Seven Lease Clauses That May be Unenforceable


Many property managers and landlords believe that when a renter signs a lease, it’s a legally binding contract because they agreed to the terms set forth. However, just because something is stated in the lease, doesn’t mean that it is actually enforceable in a court of law.

Here are seven lease clauses that may be unenforceable depending on the laws in your state…

Waiver of Rights: Any clause which states the tenant agrees to waive all of their rights or waive the right to a jury trial.

No Notice: Any provision that declares that the landlord may enter the rental unit at any time without providing notice.

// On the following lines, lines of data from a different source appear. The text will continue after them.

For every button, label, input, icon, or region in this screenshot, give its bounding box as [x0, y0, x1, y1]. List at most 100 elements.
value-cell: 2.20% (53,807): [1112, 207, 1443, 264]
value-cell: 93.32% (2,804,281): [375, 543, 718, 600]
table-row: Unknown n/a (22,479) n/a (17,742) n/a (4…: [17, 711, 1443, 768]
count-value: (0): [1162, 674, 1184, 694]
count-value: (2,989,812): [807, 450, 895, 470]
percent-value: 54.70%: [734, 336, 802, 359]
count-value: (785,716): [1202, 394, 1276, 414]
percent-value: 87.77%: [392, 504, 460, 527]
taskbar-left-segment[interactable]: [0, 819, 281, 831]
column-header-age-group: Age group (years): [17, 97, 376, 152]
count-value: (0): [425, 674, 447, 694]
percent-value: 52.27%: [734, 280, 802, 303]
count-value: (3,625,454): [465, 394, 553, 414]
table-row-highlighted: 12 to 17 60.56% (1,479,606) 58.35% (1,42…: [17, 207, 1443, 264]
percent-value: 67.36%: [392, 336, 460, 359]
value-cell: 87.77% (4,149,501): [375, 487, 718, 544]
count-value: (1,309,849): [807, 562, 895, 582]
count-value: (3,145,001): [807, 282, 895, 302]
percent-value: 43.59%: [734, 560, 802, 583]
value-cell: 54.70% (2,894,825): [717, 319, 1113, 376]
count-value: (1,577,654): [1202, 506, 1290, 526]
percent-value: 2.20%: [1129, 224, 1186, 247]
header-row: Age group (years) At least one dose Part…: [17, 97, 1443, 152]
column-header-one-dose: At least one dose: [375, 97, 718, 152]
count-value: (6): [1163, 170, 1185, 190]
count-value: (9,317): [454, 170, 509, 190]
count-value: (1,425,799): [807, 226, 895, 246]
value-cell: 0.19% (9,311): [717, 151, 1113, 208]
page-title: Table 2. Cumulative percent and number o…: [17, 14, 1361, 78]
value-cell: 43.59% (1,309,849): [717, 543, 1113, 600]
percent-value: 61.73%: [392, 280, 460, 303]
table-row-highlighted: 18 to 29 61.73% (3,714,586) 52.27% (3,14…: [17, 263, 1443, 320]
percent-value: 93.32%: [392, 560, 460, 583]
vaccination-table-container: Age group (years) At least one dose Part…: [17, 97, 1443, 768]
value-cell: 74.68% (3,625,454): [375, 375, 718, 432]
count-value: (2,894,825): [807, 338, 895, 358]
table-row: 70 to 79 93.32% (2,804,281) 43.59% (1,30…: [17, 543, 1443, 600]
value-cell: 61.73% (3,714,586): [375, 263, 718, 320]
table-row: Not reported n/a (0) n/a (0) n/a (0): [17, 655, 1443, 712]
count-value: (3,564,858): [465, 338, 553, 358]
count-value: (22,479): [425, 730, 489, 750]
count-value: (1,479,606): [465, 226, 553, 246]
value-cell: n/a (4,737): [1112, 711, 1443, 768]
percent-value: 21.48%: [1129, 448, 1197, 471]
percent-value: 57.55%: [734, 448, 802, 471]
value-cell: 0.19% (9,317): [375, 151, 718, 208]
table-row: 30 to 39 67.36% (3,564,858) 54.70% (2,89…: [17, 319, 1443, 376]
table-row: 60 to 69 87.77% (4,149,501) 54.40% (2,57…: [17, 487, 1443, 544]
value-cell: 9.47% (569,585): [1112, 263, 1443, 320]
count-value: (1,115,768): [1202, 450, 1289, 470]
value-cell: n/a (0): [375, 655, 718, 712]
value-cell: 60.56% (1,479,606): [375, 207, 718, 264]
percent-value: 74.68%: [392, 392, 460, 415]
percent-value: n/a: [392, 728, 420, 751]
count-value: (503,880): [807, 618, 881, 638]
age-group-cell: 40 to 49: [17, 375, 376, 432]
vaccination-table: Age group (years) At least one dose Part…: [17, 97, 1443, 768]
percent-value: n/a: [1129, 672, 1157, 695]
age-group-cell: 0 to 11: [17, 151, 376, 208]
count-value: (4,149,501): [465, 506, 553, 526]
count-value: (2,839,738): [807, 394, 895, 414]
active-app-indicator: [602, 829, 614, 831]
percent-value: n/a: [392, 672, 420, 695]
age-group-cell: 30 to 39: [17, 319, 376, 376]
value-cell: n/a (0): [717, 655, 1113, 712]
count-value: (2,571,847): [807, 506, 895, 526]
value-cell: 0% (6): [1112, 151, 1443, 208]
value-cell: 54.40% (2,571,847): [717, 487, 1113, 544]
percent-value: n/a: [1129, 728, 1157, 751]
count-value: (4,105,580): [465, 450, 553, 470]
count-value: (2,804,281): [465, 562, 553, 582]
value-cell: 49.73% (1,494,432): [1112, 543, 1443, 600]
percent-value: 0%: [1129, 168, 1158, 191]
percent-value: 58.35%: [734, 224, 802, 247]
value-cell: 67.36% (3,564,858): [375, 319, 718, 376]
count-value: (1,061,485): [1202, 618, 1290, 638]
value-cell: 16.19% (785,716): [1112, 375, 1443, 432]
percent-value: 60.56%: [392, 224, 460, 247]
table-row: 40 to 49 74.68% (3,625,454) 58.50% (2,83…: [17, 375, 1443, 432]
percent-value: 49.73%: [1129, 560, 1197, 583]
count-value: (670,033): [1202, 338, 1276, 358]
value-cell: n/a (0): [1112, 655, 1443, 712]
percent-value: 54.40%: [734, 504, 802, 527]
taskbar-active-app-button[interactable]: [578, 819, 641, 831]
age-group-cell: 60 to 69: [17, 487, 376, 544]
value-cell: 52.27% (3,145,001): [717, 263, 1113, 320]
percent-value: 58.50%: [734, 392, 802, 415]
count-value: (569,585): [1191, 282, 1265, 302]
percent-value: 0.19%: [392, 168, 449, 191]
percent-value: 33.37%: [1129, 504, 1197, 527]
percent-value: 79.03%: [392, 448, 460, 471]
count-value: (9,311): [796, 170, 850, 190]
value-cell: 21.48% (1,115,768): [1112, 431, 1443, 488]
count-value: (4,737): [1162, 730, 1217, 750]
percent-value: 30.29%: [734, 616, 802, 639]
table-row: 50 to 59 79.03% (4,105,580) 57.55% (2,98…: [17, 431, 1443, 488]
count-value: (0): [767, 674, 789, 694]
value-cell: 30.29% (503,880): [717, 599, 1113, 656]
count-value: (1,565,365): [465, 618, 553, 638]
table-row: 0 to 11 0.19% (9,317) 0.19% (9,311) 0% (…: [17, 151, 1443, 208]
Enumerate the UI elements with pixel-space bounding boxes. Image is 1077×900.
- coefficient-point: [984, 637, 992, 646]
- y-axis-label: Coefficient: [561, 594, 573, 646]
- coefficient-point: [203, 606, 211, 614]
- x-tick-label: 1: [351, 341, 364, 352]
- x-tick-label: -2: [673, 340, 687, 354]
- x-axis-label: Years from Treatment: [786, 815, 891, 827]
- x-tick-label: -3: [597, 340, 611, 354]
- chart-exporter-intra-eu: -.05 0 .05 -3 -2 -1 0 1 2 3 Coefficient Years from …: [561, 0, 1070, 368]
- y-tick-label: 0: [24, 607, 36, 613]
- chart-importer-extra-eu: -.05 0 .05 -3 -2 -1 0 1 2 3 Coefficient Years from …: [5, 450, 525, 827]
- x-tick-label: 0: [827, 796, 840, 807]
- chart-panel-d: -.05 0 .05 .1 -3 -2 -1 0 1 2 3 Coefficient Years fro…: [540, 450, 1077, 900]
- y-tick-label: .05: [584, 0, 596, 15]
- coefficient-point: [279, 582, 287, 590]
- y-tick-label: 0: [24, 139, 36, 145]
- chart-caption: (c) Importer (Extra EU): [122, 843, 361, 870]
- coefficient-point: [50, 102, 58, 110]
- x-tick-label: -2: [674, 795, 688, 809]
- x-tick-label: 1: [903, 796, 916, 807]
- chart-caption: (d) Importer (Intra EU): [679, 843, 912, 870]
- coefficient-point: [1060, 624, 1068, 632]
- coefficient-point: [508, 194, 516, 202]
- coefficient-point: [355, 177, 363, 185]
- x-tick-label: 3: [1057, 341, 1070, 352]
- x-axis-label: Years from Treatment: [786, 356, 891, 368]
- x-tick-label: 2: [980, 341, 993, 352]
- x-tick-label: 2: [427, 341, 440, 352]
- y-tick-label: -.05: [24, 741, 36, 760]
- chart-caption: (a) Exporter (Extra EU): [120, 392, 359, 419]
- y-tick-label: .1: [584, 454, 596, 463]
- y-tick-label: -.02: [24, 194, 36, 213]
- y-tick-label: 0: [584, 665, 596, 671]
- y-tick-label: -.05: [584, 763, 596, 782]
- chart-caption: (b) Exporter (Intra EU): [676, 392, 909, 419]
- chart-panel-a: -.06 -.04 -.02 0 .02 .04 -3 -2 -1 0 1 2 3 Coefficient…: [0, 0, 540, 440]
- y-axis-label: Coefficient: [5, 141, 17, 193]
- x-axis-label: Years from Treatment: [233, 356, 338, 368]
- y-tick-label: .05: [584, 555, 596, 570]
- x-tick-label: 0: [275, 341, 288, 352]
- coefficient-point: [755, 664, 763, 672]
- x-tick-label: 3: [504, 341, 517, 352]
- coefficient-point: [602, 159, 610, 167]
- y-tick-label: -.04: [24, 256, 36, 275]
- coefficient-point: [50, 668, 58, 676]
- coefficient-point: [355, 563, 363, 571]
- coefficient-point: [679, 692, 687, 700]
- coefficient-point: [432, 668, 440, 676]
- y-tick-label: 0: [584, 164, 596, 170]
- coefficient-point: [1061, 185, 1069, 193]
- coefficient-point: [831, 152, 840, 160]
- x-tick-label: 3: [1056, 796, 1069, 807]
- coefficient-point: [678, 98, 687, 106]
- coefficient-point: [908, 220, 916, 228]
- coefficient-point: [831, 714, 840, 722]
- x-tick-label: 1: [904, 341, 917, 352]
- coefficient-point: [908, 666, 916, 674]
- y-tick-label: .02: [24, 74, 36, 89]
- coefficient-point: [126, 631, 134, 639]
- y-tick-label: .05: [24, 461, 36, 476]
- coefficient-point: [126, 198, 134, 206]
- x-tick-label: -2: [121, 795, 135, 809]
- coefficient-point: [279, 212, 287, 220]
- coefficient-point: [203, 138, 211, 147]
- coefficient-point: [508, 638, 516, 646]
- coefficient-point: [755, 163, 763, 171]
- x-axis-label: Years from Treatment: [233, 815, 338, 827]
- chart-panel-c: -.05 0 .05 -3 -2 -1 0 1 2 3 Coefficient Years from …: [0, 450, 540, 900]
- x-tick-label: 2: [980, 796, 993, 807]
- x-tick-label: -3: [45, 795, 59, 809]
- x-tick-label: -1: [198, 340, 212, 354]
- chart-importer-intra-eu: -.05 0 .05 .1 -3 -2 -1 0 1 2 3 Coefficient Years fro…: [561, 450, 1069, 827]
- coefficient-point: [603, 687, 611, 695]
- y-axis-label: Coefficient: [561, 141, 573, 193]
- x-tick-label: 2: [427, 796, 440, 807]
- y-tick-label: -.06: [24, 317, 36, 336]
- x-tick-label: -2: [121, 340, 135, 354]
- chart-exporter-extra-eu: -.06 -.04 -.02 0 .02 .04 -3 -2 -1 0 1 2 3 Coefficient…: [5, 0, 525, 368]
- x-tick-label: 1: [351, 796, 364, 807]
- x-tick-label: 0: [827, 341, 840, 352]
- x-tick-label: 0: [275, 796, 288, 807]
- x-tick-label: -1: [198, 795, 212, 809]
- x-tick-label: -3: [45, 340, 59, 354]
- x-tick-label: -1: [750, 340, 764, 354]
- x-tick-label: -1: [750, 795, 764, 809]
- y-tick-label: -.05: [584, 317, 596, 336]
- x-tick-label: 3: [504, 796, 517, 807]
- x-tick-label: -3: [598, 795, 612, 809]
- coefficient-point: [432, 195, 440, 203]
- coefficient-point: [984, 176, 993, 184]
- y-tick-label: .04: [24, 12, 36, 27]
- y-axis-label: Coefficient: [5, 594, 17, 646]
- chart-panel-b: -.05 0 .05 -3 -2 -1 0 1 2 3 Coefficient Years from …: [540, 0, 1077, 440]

Full Liability: Any article stating the tenant is financially responsible for all damages to the rental unit, or is liable for any injuries, regardless of landlord negligence.

Repossession: Any clause which expresses that the landlord can take possession of the property if the tenant falls behind in paying rent. There are certain steps that need to be taken in the event of non-payment/eviction.

Legal Fees: Any provision stating that the tenant will pay the landlord’s legal fees in the event that any lawsuit transpires, regardless of fault.

Termination: Any clause declaring that the rental agreement may be terminated with shorter notice from one party over the other. Equal notice is required for both parties.

Excessive Late Fees: Any article that states the tenant will pay an excessively high late fee. Note: what is considered as excessive varies by state. Research your state’s Landlord and Tenant Act to determine what is deemed acceptable. As a rule of thumb, a late fee in excess of 5% might be determined as unreasonably high.